The guidelines were drawn up in conjunction with the Campaign for Real Ale (CAMRA) and apply to any new contracts with developers and property owners.
As well as pledging to develop pubs using the planning permission process, the Co-Op said it would respect the asset of community value status and would “not stand in the way” of any group seeking to acquire and run a community pub.
Steve Murrells, retail chief executive of The Co-op, said: “Pub closures are not on our agenda. Our new commitments for future store developments serve to highlight the importance we place on working with communities.
“We already assess the social value of a pub before entering into agreements to ensure we develop on sites where owners decide to close because of poor trading or which have ceased trading. Many of our new convenience stores have also been successfully developed in spaces adjacent to pub sites for the mutual success of both businesses. These principles strengthen our existing practices to give communities more of a say.”

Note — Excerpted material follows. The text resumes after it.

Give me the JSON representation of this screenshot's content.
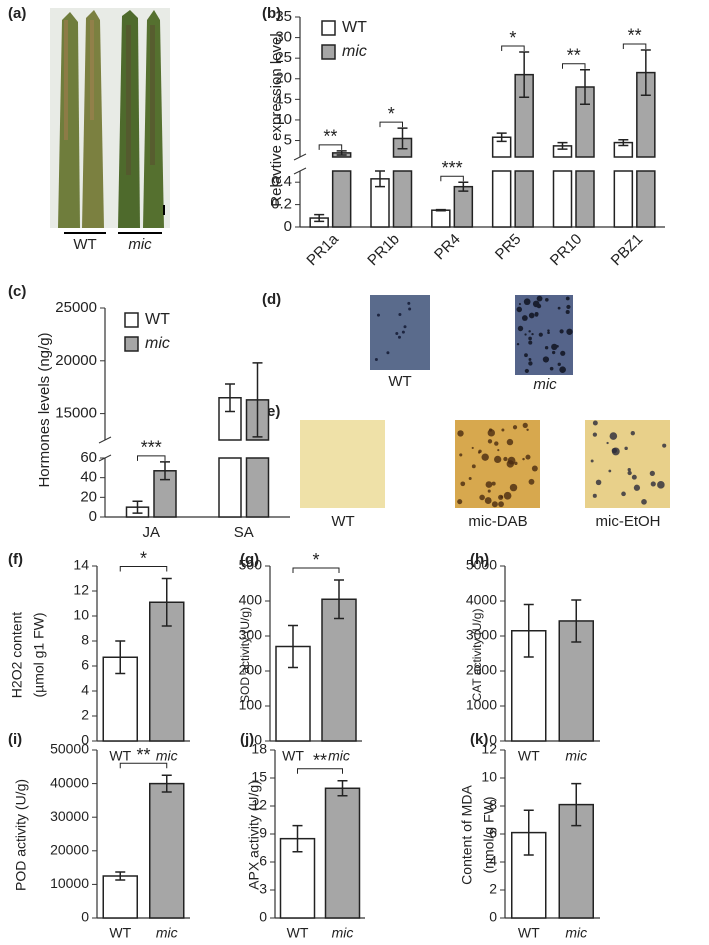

CAMRA’s chief executive Tim Page, said: “We’re delighted that such a well-known retailer like the Co-op has demonstrated its commitment to communities and become the first to develop a set of principles to guide its store development with the needs and wishes of local people in mind.
“The Co-op clearly recognises the value that pubs add to the communities they serve and also the fact that supermarket developments can not only co-exist alongside pubs, but that both benefit each other.
“We’d urge all retailers to be as forward thinking and community minded as the Co-op when it comes to planned developments which might have an impact on valued community locals.”
The full list of guidelines is as follows:
• Only develop pub sites using the planning permission process rather than relying on permitted development rights.
• Seek to encourage developers to use the planning permission process rather than relying on permitted development rights to convert pubs into alternative uses.
• Continue to individually assess each trading pub that it is offered as a lease or development opportunity to assess the pubs social value prior to an agreement to convert a site into a convenience store.
• Give further investigation to pubs with an Asset of Community Value (ACV) listing ahead of any decision to proceed with a lease or redevelopment.
• Make information public as soon as is possible about sites in which it is the developer (not lease holder), and it will encourage developers to do the same.
• Listen to the views of the local community – individuals, groups, including CAMRA branches, and local elected representatives and be willing to meet appropriate local representatives to discuss concerns.
• Not stand in the way of any group seeking to acquire and run a community pub.
• Develop land adjacent to an existing pub in a way that enhances the viability of both the new convenience store and the existing pub.
• Talk to CAMRA when exceptional circumstances mean it may not be possible to fully adhere to these principles.